Truth is the fundamental principle of productive conversations. Despite this kind of integrity being the pledge of news outlets to uphold, many such outlets today find themselves in a frantic race to run stories, often without its full volume and fair interpretation. When “ABC’s Brian Ross reported that former Trump’s National Security Adviser Michael Flynn revealed that he’d been ordered to contact Russian officials during the campaign," Trump advocates howled piously in celebration of their “righteousness," only to learn shortly after that “Flynn’s instructions came [after the election] during the transition period -- when it was perfectly appropriate for incoming Trumpies to reach out to their counterparts abroad" (Post Editorial Board). Needless to say, the Trump advocates were dejected, but the larger concern resided in the dissolving of ABC’s credibility. An audience had been eclipsed from a truth, and the fallibility of the news outlet’s ability to uphold its responsibility of accurately representing a case was displayed, ensuing in a widespread delusion. In essence, our perceptions are vulnerable to change, but the truth, which ironically, is procured from the eyes of designated others, most certainly are not.
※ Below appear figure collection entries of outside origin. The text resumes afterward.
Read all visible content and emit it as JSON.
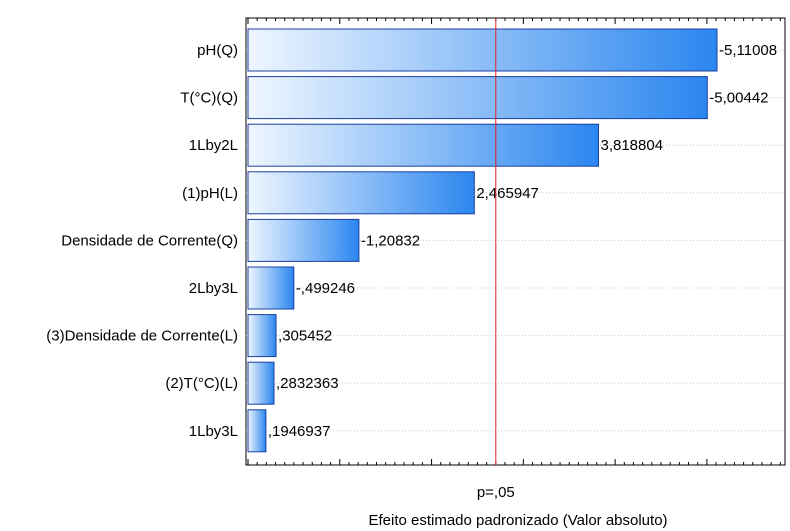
{
  "chart_data": {
    "type": "bar",
    "orientation": "horizontal",
    "categories": [
      "pH(Q)",
      "T(°C)(Q)",
      "1Lby2L",
      "(1)pH(L)",
      "Densidade de Corrente(Q)",
      "2Lby3L",
      "(3)Densidade de Corrente(L)",
      "(2)T(°C)(L)",
      "1Lby3L"
    ],
    "values": [
      5.11008,
      5.00442,
      3.818804,
      2.465947,
      1.20832,
      0.499246,
      0.305452,
      0.2832363,
      0.1946937
    ],
    "data_labels": [
      "-5,11008",
      "-5,00442",
      "3,818804",
      "2,465947",
      "-1,20832",
      "-,499246",
      ",305452",
      ",2832363",
      ",1946937"
    ],
    "xlabel": "Efeito estimado padronizado (Valor absoluto)",
    "reference_line": {
      "value": 2.7,
      "label": "p=,05",
      "color": "#e0201e"
    },
    "xlim": [
      0,
      5.7
    ],
    "grid": true,
    "colors": {
      "bar_start": "#eef6ff",
      "bar_end": "#2b86ef",
      "bar_stroke": "#1a3fa0"
    }
  }
}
Rewind back a few decades and the same phenomenon can be observed, but with less candid errors. In 1959, a rise of heart disease, was noticed by doctors. Upon investigation, Ancel Keys, an American physiologist, concluded that sugar was the leading cause of the disease, “but only because he cherry-picked his data to get the result he wanted" (Conover). A rivaling researcher, John Yudkin, on the other hand, procured data traditionally, accurately arriving at the conclusion that sugar was the culprit of heart disease and weight gain. Yet, Keys’ popularity won him the undeserving credibility it took for the notion of fat inducing heart disease to be cemented in popular belief, which still alarmingly prevails today. Consequently, media consumers were led astray once again, this time with their understanding of objectivity being the victim of slander. Popular thinks overtook rational opinions based on empirical evidence, and mob mentality became the voice of the generation.

Media bias and misrepresentation may remain a timeless quandary, but our decisions to buy into them don’t have to be. News outlets, despite their noble purpose to inform public masses, are just as fallible as media consumers, and as such, should be trusted only when proven consistent alongside their reporting counterparts. As such, we should only lend authority to what we see and hear when we have exhausted all of our avenues of information so that we can establish outlooks on real world issues in a way that is the most holistic and objective - because unfortunately, journalism doesn't have that luxury.